Show HN: a Rust ray tracer that runs on any GPU – even in the browser
github.comI’ve been experimenting with Rust lately and wanted a project that would help me explore some of its lower-level and performance-oriented features. Inspired by Sebastian Lague’s videos, I decided to implement my own ray tracer from scratch.
The initial goal was just to render a simple 3D scene in the browser at a reasonable frame rate. It evolved into a small renderer that can: • Run locally or on the web using wgpu and WebAssembly • Perform mesh rendering with a Bounding Volume Hierarchy (BVH) for acceleration • Simulate both direct and indirect illumination for photorealistic results • Be deployed easily as a free web demo using GitHub Pages
The project is far from perfect, but it’s been a fun way to dig deeper into graphics programming and learn more about Rust’s ecosystem. I’m also planning to experiment with Rust for some ML projects next.
GitHub: https://github.com/tchauffi/rust-rasterizer Web demo (desktop browsers): https://tchauffi.github.io/rust-rasterizer/
Would love feedback from anyone who’s built similar projects or has experience with wgpu or ray tracing in Rust.
In Firefox, open about:config and set this to true: `dom.webgpu.enabled`.
Why did you call the project rasterizer when it is not using rasterization but raytracing?
Rasterization is just the process of converting an image to a raster, which you also have to do in raytracing. It does sound strange though.
In Safari 26 on an M1 with WebGPU enabled I get "InvalidStateError: GPUCommandEncoder.beginComputePass: Unable to begin compute pass."
In Chrome I get "Failed to start: Failed to create State. Caused by: failed to find GPU adapter."
So I guess it runs on "some" GPUs, in "some" browsers!
Very cool. Enjoyed playing with the "bounces" slider - it's fascinating how little improvement each additional bounce contributes after about 3 bounces. Severely diminishing returns in terms of the final image quality.
That's why virtually every renderer stochastically discards indirect paths with low contribution. Looking at the source code, this one computes every subsequent bounce, even those hitting the perfectly blue sphere after hitting the perfectly green one.
Demonstrates how important it is to match the scenes with the rendering techniques. You can easily create a corridor with a light at one end that requires lots of bounces for the light to get to the end. But in a game you can just decide to not create that kind of scene. Cyberpunk 2077 basically has no rooms without direct light in them, which makes the game look good even without ray tracing.
It looks cool, nice project.
Recommend taking a few minutes to make the web page work on mobile.

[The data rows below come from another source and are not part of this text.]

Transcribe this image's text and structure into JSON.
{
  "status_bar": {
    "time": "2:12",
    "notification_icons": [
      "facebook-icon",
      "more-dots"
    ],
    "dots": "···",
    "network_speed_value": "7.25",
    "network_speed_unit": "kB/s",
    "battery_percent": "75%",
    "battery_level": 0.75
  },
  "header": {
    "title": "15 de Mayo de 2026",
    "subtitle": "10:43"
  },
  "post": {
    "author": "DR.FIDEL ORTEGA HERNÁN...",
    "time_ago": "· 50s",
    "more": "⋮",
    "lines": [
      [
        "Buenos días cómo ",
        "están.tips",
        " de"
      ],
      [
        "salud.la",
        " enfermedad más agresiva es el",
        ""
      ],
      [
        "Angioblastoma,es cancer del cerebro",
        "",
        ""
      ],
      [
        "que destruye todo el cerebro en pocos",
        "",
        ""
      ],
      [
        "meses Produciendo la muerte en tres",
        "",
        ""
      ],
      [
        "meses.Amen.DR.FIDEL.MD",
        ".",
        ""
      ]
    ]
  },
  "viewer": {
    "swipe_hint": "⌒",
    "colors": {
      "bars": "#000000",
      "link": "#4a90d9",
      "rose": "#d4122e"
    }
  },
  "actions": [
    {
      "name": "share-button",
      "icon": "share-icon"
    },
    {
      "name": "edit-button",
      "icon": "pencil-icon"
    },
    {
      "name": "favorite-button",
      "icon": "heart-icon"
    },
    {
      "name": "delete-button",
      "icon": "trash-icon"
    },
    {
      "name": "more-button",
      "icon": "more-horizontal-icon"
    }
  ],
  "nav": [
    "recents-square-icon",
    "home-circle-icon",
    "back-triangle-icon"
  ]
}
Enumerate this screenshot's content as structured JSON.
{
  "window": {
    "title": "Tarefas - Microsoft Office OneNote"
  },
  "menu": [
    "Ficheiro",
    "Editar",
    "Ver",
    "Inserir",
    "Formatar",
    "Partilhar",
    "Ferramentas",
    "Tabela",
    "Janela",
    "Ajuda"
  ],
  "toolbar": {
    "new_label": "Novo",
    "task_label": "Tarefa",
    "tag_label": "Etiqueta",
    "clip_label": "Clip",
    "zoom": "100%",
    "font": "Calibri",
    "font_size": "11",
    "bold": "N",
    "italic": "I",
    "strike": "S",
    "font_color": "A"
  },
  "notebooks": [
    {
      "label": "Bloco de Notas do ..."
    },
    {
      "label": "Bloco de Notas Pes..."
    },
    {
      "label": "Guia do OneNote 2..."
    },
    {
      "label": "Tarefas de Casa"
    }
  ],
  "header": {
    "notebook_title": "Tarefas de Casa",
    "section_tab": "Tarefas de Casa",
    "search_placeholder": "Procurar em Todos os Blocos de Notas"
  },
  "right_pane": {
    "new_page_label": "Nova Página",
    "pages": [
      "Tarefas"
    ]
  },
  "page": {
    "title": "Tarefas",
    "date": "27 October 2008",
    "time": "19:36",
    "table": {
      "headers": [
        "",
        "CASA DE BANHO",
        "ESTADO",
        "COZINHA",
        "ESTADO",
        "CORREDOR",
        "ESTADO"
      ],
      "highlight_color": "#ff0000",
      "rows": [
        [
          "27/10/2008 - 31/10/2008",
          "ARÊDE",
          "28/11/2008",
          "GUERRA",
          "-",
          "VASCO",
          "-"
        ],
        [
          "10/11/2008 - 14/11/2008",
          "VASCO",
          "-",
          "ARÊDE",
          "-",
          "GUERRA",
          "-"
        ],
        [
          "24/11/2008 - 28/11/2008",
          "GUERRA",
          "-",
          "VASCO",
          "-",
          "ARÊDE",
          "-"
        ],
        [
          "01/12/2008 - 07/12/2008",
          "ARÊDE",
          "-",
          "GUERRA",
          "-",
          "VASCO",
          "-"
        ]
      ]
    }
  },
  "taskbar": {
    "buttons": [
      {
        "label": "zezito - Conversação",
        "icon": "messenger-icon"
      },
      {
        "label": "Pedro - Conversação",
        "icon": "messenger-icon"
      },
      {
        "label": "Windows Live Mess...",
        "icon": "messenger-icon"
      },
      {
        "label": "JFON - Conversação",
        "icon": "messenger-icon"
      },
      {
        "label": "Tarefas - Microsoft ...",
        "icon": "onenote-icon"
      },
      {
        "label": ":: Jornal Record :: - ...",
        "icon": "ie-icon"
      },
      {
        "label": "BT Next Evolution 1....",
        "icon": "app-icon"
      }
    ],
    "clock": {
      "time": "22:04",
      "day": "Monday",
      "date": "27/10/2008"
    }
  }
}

For example on iPhone the actual webgpu/ray tracing seems to work fine but html formatting is shoving things over to be barely visible.
Thanks! It should work on mobile, you can hide the right panel using the button at the bottom of the screen. That said, performance on mobile is pretty limited because of hardware limitations.
performance was 60fps on my phone / worked fine, but as parent said - the sidebar covers 90% of the screen. Worth collapsing by default imo.
Dosent work in firefox, because of missing webgpu.
Works on mobile Firefox Nightly
It does not run: "unreachable executed"
Maybe your browser do not support webgpu. Try using Chrome.
runs on any GPU – even in the browser
Seems pretty clickbaity and dishonest when that's just what webgl and webgpu means. Just say webgpu.
Also the roughness doesn't apply to the environment map.
If you click into the code you can see that it depends on `wgpu`, which is a wrapper that uses whichever native API would be appropriate for the platform you're working with. If you run the native compiled version you won't be using WebGPU.
wgpu is based on webgpu, what is your point here?
The title implies that the reason this exists is because it "runs on any gpu, even in the browser". People have been making raytracers using gpu apis in the browser over and over for the last decade.
That would be like someone claiming their program "multiplies huge matrices using SIMD" and then wrapping eigen. Why make a claim that is just happening because you call the same library as everyone else?
https://www.jsweet.org/examples/#Ray_tracer
Written in Java then transpiled to JavaScript, been around for years.
The OP is real time ray tracing which is running between 30-60FPS on my macbook air while moving the camera and objects around.
Your link appears to be a basic ray tracer which anyone who has taken an intro to computer graphics course in college is likely required to implement and would only need a javascript canvas. To be honest I have no idea how much OPs real-time ray tracing differs in complexity from traditional ray tracing.